В сущности мы знаем только самих себя и понимаем только наше собственное бытие, а поэтому только наше собственное развитие. Лишь знание их является нашей практической потребностью и необходимостью, предпосылкой собственной формирующей культуру деятельности и желания будущего. Если кругосветное путешествие есть и самый краткий путь к самим себе, то мы на этом пути, сравнивая и учась, всегда и приходим именно к самим себе. Знание чужих культур может быть чрезвычайно важным для самопознания, понимания мира и практических отношений. Но во всем этом мы понимаем и утверждаем только самих себя, формируем, сколько бы мы ни приспосабливались к чужим культурам и как бы ни воспринимали их, только самих себя такими, как мы сложились и создавались в течение тысячелетий. Надо иметь мужество признать свою историческую судьбу, ибо нам не удастся выпрыгнуть из нашей исторической кожи. Надо ясно понять, что существуют различные возможности человеческой природы, которые, быть может, в последней глубине являются различными выражениями общечеловеческого начала, но что это общечеловеческое начало фактически существует лишь в громадных различиях, и каждая созревшая на протяжении тысячелетий особая форма является для всех, охваченных ею, неотвратимой, включающей в себя всю глубину и силу, хотя и постоянно находящейся в движении судьбой. Каждый, пребывая на своей почве, может обрести самый далекий обзор, стремиться к величайшим высотам, но мыслит, аргументирует, действует и созидает он, только опираясь на свою почву И здесь применимо: <Ты - то. что представляешь ты собою>
Таким образом, всеобщая история, философия истории и созидание будущего в сущности становятся, насколько это возможно, единым пониманием собственного становления и развития. Для нас существует только единая история европейской культуры, которая, конечно, практически и теоретически нуждается в сравнении с чуждыми ей культурами, чтобы понять саму себя и свое отношение к ним; однако слиться с ними во всеобщую историю человечества, в единое развитие человечества она не может Наша всеобщая история тем более является самопониманием европейца, что только европеец с накопленными им самыми разнообразными элементами культуры, с его никогда не пребывающим в покое интеллектом и с его беспрерывным стремлением к самообразованию нуждается в таком универсально-историческом сознании, покоящемся на критической основе Лишь он постоянно занят построением рационально намеченного будущего и для этого ему нужен
611
исторический материал, который он собрал на различных стадиях и ступенях своего развития, чтобы длительно сохранять его. Только европеец превратился из хрониста, эпика, пророка и мистика, собирателя грамот и политика в философа истории, ибо только он стремится обрести из сознательно сохраненного прошлого сознательно созидаемое будущее Но именно поэтому его философия истории должна ограничиваться проникновением в единый процесс его собственного становления с точки зрения его современных переживаний и в соответствии с наброском построения будущего при критическом продолжении и творческом преобразовании настоящего
Это остается европейцу от философии истории и всеобщей истории. Но это не скудный остаток, а животрепещущая.важная задача формулирования европейской сущности и разработки европейского будущего. Такова проблема, которая возникла вместе с сущностью нового европеизма и становилась все богаче и важнее с растущим усложнением этой сущности. Сегодня, на несомненно поворотном пункте европейских судеб, она более важна, чем когда-либо и способствует тому, что история, невзирая на все сетования по поводу историзма и обременения памяти, обретает центральное философское значение.
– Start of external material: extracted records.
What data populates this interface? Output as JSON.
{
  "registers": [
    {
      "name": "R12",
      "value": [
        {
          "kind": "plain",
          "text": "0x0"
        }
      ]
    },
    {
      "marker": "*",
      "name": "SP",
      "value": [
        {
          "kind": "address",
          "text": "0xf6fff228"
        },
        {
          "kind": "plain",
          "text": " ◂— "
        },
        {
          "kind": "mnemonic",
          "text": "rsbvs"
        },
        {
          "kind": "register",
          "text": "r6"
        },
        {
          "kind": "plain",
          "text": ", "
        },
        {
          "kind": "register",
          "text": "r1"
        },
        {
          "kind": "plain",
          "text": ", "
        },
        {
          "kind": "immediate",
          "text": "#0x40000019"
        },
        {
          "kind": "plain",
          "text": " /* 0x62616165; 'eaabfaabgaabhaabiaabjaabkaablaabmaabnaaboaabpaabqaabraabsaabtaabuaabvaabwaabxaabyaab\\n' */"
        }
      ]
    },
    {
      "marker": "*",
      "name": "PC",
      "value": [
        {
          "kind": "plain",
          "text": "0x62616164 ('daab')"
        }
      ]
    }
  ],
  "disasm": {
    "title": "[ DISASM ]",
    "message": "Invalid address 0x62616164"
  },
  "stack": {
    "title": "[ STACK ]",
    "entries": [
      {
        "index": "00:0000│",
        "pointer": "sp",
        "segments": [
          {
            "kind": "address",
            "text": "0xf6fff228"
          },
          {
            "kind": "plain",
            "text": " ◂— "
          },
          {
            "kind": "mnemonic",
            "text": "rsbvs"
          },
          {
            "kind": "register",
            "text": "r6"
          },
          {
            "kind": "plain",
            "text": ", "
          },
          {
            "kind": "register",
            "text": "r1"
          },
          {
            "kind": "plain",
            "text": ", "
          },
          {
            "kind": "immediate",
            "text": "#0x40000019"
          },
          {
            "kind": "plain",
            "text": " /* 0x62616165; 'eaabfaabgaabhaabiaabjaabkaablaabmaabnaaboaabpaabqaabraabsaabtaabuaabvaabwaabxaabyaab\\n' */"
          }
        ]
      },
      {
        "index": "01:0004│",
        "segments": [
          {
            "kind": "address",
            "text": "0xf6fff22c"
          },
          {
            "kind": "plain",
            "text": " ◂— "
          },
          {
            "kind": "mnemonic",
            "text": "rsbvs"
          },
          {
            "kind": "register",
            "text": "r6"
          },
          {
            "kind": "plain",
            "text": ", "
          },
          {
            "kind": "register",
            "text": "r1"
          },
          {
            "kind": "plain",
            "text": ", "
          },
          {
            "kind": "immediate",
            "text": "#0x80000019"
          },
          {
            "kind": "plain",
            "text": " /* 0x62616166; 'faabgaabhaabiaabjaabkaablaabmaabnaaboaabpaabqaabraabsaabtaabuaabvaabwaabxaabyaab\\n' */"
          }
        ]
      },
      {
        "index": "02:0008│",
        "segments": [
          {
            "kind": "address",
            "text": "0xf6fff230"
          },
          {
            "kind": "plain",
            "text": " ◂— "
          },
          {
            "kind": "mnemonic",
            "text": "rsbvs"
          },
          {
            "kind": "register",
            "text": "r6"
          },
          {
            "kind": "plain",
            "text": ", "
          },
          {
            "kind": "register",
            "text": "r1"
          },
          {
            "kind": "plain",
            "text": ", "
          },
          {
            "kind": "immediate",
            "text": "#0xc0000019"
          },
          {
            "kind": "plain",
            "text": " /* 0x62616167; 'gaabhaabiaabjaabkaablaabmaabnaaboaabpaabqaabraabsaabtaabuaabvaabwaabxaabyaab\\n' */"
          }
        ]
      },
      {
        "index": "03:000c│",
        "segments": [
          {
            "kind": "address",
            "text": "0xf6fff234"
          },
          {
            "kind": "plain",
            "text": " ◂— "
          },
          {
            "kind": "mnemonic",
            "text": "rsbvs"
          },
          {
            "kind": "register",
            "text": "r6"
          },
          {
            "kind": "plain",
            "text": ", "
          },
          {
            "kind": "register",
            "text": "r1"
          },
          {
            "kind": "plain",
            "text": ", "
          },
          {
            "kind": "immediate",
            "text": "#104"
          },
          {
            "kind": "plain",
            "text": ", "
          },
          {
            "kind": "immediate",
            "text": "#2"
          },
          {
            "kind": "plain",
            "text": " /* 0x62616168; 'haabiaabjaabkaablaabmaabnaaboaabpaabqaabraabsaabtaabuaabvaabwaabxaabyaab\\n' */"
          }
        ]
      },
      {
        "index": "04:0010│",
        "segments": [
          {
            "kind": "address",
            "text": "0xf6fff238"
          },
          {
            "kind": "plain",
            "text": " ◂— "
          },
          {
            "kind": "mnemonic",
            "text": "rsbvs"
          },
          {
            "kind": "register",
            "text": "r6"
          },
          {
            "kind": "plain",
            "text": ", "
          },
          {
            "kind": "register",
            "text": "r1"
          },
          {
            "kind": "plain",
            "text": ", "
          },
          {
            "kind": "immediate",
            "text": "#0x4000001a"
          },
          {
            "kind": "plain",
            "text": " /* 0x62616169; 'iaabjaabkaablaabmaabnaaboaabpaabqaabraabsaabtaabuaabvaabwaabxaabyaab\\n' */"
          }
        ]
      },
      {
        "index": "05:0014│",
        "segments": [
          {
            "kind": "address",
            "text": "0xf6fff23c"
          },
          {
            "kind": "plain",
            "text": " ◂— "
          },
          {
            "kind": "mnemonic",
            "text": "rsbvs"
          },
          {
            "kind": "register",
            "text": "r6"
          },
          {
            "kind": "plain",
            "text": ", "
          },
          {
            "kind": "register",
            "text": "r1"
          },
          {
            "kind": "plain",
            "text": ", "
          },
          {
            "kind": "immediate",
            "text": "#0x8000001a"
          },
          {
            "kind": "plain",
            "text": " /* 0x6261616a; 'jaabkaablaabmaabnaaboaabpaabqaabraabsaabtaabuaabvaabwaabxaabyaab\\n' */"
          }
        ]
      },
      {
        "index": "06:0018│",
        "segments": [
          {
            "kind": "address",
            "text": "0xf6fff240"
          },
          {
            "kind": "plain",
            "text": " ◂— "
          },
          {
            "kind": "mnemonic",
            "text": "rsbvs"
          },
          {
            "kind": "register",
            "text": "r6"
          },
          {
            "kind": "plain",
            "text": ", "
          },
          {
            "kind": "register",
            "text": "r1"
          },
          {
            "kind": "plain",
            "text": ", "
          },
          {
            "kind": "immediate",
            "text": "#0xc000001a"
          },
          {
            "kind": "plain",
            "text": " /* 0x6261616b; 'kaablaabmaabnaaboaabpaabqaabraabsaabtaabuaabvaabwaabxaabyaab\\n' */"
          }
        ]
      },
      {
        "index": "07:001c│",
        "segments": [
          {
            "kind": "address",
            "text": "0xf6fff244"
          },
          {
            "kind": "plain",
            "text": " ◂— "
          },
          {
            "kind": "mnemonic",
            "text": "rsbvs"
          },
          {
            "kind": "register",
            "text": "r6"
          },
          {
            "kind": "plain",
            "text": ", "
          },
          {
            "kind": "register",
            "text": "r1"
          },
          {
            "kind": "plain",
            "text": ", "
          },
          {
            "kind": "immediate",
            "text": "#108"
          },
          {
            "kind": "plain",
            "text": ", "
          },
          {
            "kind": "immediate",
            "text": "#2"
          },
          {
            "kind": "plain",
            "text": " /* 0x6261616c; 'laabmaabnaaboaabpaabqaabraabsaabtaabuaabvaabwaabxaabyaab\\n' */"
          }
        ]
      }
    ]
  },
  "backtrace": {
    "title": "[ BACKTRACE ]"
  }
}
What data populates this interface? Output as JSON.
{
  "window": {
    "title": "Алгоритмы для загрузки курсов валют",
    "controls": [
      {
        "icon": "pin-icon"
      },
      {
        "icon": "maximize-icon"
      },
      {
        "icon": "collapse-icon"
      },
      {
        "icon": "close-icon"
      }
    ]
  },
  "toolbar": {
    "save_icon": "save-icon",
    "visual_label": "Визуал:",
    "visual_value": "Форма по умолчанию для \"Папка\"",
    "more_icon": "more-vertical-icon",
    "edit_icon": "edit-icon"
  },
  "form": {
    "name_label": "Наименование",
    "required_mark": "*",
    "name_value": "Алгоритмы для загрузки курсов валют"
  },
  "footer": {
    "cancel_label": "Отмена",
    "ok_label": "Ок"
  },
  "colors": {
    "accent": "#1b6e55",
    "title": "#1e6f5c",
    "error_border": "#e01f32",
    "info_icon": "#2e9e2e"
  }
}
Что же, в самом деле не может быть распространения исторического знания и мышления за пределы, достижимые в человеческой жизни? Это было бы неправильным применением сказанного. Только подлинное требование современного европейского исторического мышления в области философии истории, постижение общих действий и связей в развитии культуры, разработка крупных индивидуальных и единичных связей в становлении, которым мы являемся, и выработка современного культурного синтеза - только это ограничивает указанный предмет Совершенно ясно, что полезно и необходимо писать об истории Индии, Китая, Японии и т.д. в той мере, в какой на это способен европеец, и либо издавать эти истории отдельно, либо соединять их с историями других не развитых народов, как это сделано, например, во Всемирной истории Гельмольта или в сборнике <Культура современности> Однако в этом отсутствует историческая связь и развитие, такие работы относятся к числу столь часто появляющихся сегодня работ переплетного синтеза либо к изделиям ученой фабрики или кооперации. Если же этим все-таки отчасти энциклопедическим знаниям хотят сверх того придать философский характер, то возникает созерцание, родственное универсализму и пантеизму романтиков, которое очень скоро отказывается от критического исследования фактов и при неизбежной релятивизации всех образований впадает в скепсис Блестящим примером того и другого служит книга Шпенглера
612
примером тем более поучительным, что в своем основном философском воззрении автор основывается не на интеллектуальном созерцании, а на граничащем с прагматизмом подчинении мышления жизни и ее постоянному практическому самоформированию. У людей более грубого ума это созерцание превращается в идею калейдоскопа или панорамы, относящейся к системе общего образования. У более тонких историков идея <отражения божества в духе народа> - ободок или бахрома, которые, не будучи отчетливо представлены, но определяя горизонт, окружают каждую конкретную тему. Для эмпирического историка это в самом деле необходимо и оправдано. Но как только речь заходит о выведении философско- исторических следствий, сразу же оказывается необходимым выбор между скептическим квиетизмом и продолжением формирования европеизма с точки зрения планетарной ситуации в мире. Последнее является идеей Г.Д. Уэллса, который тем самым может быть определен как характерный англосаксонский аналог немецкого романтика Шпенглера 10.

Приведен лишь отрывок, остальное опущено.